Basic Economic Problem · 4 question types
Past paper frequency (2018 to 2024)
This topic accounts for approximately 10% of your exam marks.
PPC diagram interpretation appears in roughly half of all Paper 2 sittings; outward shifts and opportunity cost from the diagram are the key mark points.
On the curve, inside the curve, outside the curve. These three cases are the foundation of every PPC exam question.
A point that sits exactly on the curve is productively efficient: every resource is fully employed and is producing as much as it can. There is no waste.
A country with no idle factories, no unemployed workers, and no land sitting fallow is operating somewhere on its PPC. Moving to a different point on the same curve means making a different mix of the two goods, but still at maximum output.

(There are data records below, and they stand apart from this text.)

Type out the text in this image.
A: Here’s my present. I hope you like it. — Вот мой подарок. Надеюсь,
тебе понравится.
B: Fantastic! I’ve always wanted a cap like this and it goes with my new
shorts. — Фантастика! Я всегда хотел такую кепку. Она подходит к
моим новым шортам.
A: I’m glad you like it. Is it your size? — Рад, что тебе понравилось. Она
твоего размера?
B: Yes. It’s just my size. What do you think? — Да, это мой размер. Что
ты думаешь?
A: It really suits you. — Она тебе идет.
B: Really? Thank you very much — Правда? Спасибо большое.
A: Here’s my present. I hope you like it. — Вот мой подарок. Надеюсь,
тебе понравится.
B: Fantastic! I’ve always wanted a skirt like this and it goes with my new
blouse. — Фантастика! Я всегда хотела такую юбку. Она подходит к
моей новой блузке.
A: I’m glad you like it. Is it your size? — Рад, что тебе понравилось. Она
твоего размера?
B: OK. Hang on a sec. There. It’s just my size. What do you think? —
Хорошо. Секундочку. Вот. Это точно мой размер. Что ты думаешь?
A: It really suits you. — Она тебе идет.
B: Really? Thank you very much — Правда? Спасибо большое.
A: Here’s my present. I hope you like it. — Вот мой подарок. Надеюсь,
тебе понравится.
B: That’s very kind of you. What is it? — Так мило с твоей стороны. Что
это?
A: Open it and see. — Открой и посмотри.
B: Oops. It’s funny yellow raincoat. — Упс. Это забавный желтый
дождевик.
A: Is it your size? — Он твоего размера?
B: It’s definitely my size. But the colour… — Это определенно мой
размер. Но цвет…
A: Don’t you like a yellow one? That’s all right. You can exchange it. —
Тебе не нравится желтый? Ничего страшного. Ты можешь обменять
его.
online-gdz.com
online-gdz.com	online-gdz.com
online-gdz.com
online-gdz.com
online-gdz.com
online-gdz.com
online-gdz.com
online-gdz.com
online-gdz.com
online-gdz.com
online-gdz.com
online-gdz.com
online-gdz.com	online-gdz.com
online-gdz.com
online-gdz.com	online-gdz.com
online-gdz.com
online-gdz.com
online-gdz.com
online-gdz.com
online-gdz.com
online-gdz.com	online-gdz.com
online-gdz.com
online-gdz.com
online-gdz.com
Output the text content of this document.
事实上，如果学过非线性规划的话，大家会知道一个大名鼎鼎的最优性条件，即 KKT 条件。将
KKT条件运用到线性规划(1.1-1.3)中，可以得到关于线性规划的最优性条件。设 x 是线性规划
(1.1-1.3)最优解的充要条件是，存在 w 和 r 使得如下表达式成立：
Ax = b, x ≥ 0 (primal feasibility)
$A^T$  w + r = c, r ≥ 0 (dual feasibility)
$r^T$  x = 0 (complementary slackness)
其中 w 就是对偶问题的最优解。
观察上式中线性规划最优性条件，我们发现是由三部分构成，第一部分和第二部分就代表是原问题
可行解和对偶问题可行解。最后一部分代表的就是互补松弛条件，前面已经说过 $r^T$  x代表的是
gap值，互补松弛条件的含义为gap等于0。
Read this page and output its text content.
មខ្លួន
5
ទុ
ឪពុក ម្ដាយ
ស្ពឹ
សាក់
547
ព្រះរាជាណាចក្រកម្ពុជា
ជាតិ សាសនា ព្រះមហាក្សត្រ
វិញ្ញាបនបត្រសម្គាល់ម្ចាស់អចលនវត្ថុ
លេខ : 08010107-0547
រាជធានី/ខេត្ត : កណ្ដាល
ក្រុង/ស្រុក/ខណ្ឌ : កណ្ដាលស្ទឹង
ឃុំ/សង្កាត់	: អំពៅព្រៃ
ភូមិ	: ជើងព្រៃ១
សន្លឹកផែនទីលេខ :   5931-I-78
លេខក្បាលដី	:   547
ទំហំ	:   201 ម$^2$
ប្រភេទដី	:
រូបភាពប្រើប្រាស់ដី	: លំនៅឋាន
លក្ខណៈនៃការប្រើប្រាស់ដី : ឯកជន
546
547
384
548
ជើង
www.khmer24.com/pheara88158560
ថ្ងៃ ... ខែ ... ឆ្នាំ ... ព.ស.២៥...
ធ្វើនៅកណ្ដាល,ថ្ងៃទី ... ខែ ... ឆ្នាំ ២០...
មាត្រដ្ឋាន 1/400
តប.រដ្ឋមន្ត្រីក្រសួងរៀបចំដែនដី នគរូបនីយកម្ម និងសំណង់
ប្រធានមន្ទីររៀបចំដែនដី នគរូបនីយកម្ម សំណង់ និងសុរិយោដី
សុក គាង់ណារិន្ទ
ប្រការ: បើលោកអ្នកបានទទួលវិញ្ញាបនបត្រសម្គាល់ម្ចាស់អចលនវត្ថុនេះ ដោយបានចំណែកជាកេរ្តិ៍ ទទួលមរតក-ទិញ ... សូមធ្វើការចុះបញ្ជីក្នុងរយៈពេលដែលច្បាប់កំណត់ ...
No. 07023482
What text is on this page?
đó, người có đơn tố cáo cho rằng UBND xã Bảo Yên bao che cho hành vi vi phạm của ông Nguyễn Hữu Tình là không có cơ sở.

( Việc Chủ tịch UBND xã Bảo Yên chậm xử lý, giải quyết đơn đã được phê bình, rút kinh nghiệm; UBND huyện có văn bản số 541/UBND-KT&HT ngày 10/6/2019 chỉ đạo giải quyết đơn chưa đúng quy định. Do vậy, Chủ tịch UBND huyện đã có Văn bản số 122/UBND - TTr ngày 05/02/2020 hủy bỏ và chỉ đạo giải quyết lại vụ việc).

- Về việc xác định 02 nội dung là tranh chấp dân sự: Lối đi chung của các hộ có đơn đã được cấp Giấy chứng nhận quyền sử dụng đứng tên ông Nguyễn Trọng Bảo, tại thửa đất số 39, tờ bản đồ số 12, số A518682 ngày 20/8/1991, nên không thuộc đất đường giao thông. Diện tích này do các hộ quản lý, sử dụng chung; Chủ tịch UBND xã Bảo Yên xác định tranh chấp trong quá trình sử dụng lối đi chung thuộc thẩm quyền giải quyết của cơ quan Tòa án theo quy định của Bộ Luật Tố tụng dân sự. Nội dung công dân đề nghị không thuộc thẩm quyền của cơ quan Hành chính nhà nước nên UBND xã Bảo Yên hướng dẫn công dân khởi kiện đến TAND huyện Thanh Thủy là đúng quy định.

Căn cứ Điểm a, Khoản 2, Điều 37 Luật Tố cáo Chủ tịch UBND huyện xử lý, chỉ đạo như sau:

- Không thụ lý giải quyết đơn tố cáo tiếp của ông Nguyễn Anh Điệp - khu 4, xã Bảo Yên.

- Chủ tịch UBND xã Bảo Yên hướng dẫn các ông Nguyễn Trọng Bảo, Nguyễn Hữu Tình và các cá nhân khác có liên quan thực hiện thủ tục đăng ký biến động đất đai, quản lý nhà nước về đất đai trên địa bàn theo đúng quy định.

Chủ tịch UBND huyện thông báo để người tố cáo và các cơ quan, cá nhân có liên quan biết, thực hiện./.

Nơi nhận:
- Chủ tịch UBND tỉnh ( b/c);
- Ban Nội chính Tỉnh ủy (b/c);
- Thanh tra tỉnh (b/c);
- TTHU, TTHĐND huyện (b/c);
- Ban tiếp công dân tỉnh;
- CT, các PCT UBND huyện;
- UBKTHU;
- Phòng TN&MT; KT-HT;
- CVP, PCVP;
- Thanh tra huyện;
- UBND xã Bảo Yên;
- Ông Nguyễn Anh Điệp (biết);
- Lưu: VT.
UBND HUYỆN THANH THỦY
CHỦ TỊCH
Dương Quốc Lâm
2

A point inside (below) the curve represents productive inefficiency: some resources are idle, unemployed, or underused.
Inside the curve, the economy is producing less than it could. The same resources could be used to make more of both goods at once. Typical causes:
A move from a point inside the curve to a point on the curve uses no extra resources; it simply uses the existing resources better. There is no opportunity cost for that move because nothing was given up.
A point outside (beyond) the curve is currently unattainable. Given the economy's current resources and technology, that combination of outputs is impossible.
To reach an outside point, the economy needs more resources or better technology; only then does the curve itself shift outward.
A common slip: calling a point outside the curve "inefficient". It is not inefficient; it is impossible with the current PPC. Inefficiency lives inside the curve.
Explaining the significance of production points on a PPC
What comes up: a 4-mark question asking you to explain what it means for a production point to be inside, or on, the PPC.
Write (two marks each): (1) A point inside the curve: output is below the maximum that the economy could achieve (1); some resources are unemployed or used inefficiently, so the same resources could produce more of both goods (1). (2) A point on the curve: output is at its maximum (1); all resources are fully and efficiently employed (1).
Watch out: a point outside the curve is currently unattainable (not inefficient). Never describe it as wasteful or inefficient. Inefficiency belongs inside the curve, where idle resources exist.